The chairman, Brian Moritz:
- leads the Board and is primarily responsible for the effective working of the Board;
- in consultation with the Board ensures good corporate governance and sets clear expectations with regards to Company culture, values and behaviour;
- takes overall responsibility for the Company’s financial affairs, including the completion of annual and interim financial statements and liaison with the independent auditors.
The CEO, Russell Lamming:
- is primarily responsible for developing Keras’ strategy in consultation with the Board, for its implementation and for the operational management of the business;
- is primarily responsible for new projects and expansion;
- runs the Company on a day-to-day basis;
- implements the decisions of the Board;
- monitors, reviews and manages key risks;
- is the Company’s primary spokesperson, communicating with external audiences, such as investors, analysts and the media;
The remuneration committee is chaired by Dave Reeves and comprises Dave Reeves and Brian Moritz. It meets on an ad hoc basis when required.
The audit committee is chaired by Brian Moritz and comprises Brian Moritz and Dave Reeves. It normally meets twice per annum to consider the interim and final results. In the latter case the auditors are present, and the meeting considers and takes action on any matters raised by the auditors arising from their audit.
Principle 10: Communicate how the Company is governed and is performing by maintaining a dialogue with shareholders and other relevant stakeholders.
The Board communicates with its stakeholders through social media and webcasts, as well as by announcements on RNS. It welcomes the ability to meet and engage with shareholders at general meetings, but this was not possible in 2020 due to Covid 19 restrictions.

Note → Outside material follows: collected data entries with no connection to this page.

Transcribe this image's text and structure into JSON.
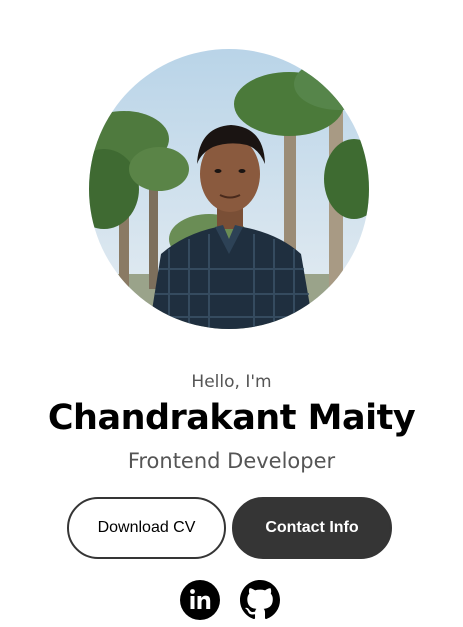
{
  "profile": {
    "greeting": "Hello, I'm",
    "name": "Chandrakant Maity",
    "role": "Frontend Developer"
  },
  "buttons": {
    "download_cv": "Download CV",
    "contact_info": "Contact Info"
  },
  "socials": [
    {
      "icon": "linkedin-icon"
    },
    {
      "icon": "github-icon"
    }
  ],
  "colors": {
    "dark": "#353535",
    "muted_text": "#555555",
    "background": "#ffffff"
  }
}
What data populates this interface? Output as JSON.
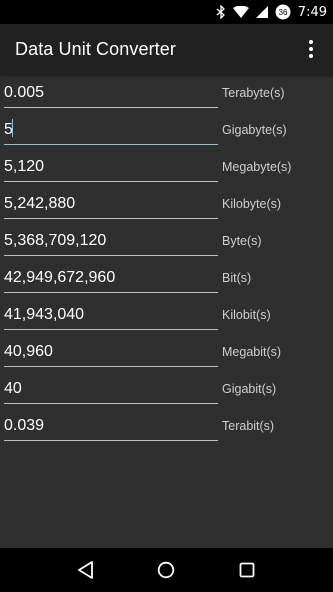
{
  "status_bar": {
    "time": "7:49",
    "icons": [
      "bluetooth-icon",
      "wifi-icon",
      "signal-icon",
      "battery-icon"
    ],
    "battery_level": "36"
  },
  "app_bar": {
    "title": "Data Unit Converter",
    "menu_icon": "more-vert-icon"
  },
  "rows": [
    {
      "value": "0.005",
      "unit": "Terabyte(s)"
    },
    {
      "value": "5",
      "unit": "Gigabyte(s)",
      "focused": true
    },
    {
      "value": "5,120",
      "unit": "Megabyte(s)"
    },
    {
      "value": "5,242,880",
      "unit": "Kilobyte(s)"
    },
    {
      "value": "5,368,709,120",
      "unit": "Byte(s)"
    },
    {
      "value": "42,949,672,960",
      "unit": "Bit(s)"
    },
    {
      "value": "41,943,040",
      "unit": "Kilobit(s)"
    },
    {
      "value": "40,960",
      "unit": "Megabit(s)"
    },
    {
      "value": "40",
      "unit": "Gigabit(s)"
    },
    {
      "value": "0.039",
      "unit": "Terabit(s)"
    }
  ],
  "nav_bar": {
    "buttons": [
      "back-icon",
      "home-icon",
      "recents-icon"
    ]
  },
  "colors": {
    "background": "#2f2f2f",
    "app_bar": "#212121",
    "accent": "#80cbc4",
    "underline": "#bdbdbd"
  }
}
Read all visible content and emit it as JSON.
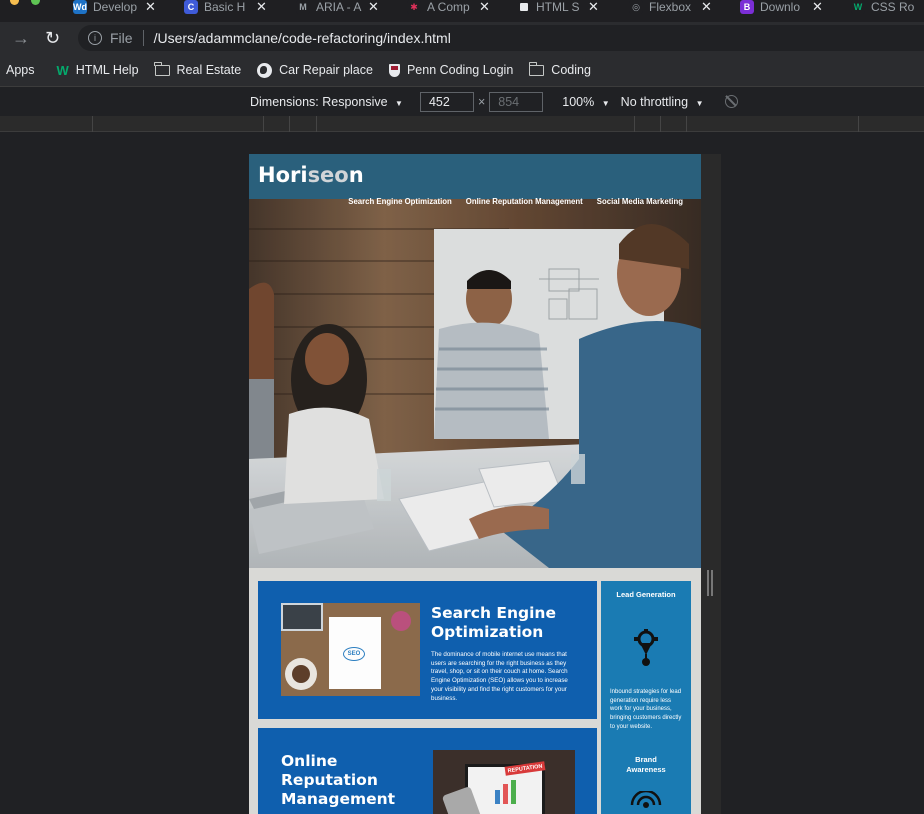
{
  "tabs": [
    {
      "icon": "wd-favicon-icon",
      "label": "Develop",
      "color": "#1e72c6",
      "mark": "Wd"
    },
    {
      "icon": "codeacademy-favicon-icon",
      "label": "Basic H",
      "color": "#3f5bd8",
      "mark": "C"
    },
    {
      "icon": "mdn-favicon-icon",
      "label": "ARIA - A",
      "color": "#1f1f22",
      "mark": "M"
    },
    {
      "icon": "asterisk-favicon-icon",
      "label": "A Comp",
      "color": "#1f1f22",
      "mark": "✱"
    },
    {
      "icon": "doc-favicon-icon",
      "label": "HTML S",
      "color": "#e8eaed",
      "mark": ""
    },
    {
      "icon": "globe-favicon-icon",
      "label": "Flexbox",
      "color": "#1f1f22",
      "mark": "◎"
    },
    {
      "icon": "bootstrap-favicon-icon",
      "label": "Downlo",
      "color": "#7b2ed6",
      "mark": "B"
    },
    {
      "icon": "w3-favicon-icon",
      "label": "CSS Ro",
      "color": "#1f1f22",
      "mark": "W"
    }
  ],
  "address": {
    "scheme": "File",
    "url": "/Users/adammclane/code-refactoring/index.html"
  },
  "bookmarks": {
    "apps": "Apps",
    "items": [
      {
        "label": "HTML Help",
        "icon": "w3-icon"
      },
      {
        "label": "Real Estate",
        "icon": "folder-icon"
      },
      {
        "label": "Car Repair place",
        "icon": "globe-icon"
      },
      {
        "label": "Penn Coding Login",
        "icon": "penn-shield-icon"
      },
      {
        "label": "Coding",
        "icon": "folder-icon"
      }
    ]
  },
  "devtools": {
    "dimensions": "Dimensions: Responsive",
    "width": "452",
    "times": "×",
    "height": "854",
    "zoom": "100%",
    "throttling": "No throttling"
  },
  "site": {
    "logo_a": "Hori",
    "logo_b": "seo",
    "logo_c": "n",
    "nav": [
      "Search Engine Optimization",
      "Online Reputation Management",
      "Social Media Marketing"
    ],
    "seo": {
      "title": "Search Engine Optimization",
      "body": "The dominance of mobile internet use means that users are searching for the right business as they travel, shop, or sit on their couch at home. Search Engine Optimization (SEO) allows you to increase your visibility and find the right customers for your business.",
      "image_text": "SEO"
    },
    "orm": {
      "title": "Online Reputation Management",
      "image_text": "REPUTATION"
    },
    "aside": {
      "lead_title": "Lead Generation",
      "lead_body": "Inbound strategies for lead generation require less work for your business, bringing customers directly to your website.",
      "brand_title": "Brand Awareness"
    }
  }
}
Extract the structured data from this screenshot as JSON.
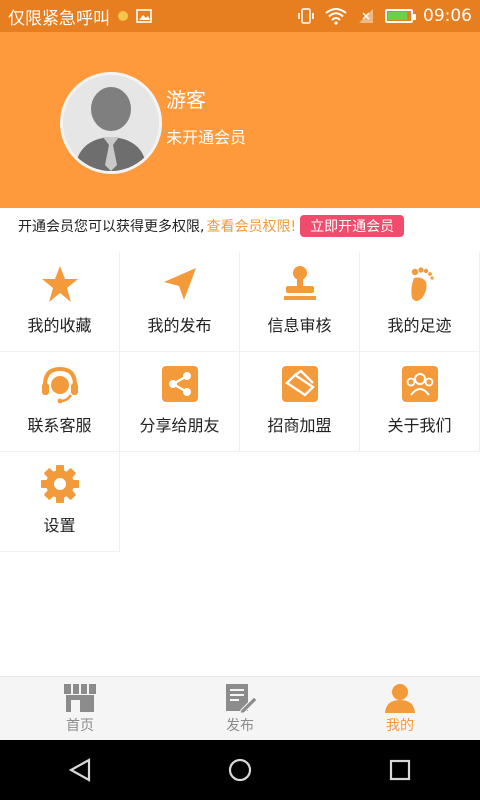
{
  "status_bar": {
    "carrier_text": "仅限紧急呼叫",
    "time": "09:06",
    "battery_level": 0.8
  },
  "profile": {
    "name": "游客",
    "membership": "未开通会员"
  },
  "member_strip": {
    "text": "开通会员您可以获得更多权限,",
    "link": "查看会员权限!",
    "button": "立即开通会员"
  },
  "grid": {
    "items": [
      {
        "label": "我的收藏",
        "icon": "star-icon"
      },
      {
        "label": "我的发布",
        "icon": "send-icon"
      },
      {
        "label": "信息审核",
        "icon": "stamp-icon"
      },
      {
        "label": "我的足迹",
        "icon": "footprint-icon"
      },
      {
        "label": "联系客服",
        "icon": "headset-icon"
      },
      {
        "label": "分享给朋友",
        "icon": "share-icon"
      },
      {
        "label": "招商加盟",
        "icon": "handshake-icon"
      },
      {
        "label": "关于我们",
        "icon": "group-icon"
      },
      {
        "label": "设置",
        "icon": "gear-icon"
      }
    ]
  },
  "bottom_nav": {
    "items": [
      {
        "label": "首页",
        "icon": "store-icon",
        "active": false
      },
      {
        "label": "发布",
        "icon": "edit-document-icon",
        "active": false
      },
      {
        "label": "我的",
        "icon": "user-icon",
        "active": true
      }
    ]
  },
  "colors": {
    "accent": "#ff9a3c",
    "status_bar": "#e77e1f",
    "active_nav": "#f39a3b",
    "inactive_nav": "#8c8c8c",
    "member_button": "#f14b6e"
  }
}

The audit committee normally meets twice per annum, on its own to consider and approve the interim results, and with the auditors to consider the annual report and matters raised by the auditors based on their audit. So far as possible recommendations by the auditors are immediately implemented. As the CEO is also present as an observer at such meetings, no further report is submitted to the Board.
The remuneration committee meets on an ad hoc basis when required. Fees paid to the non-executive directors are settled by the Chief Executive Officer, as both non-executive directors comprise the remuneration committee.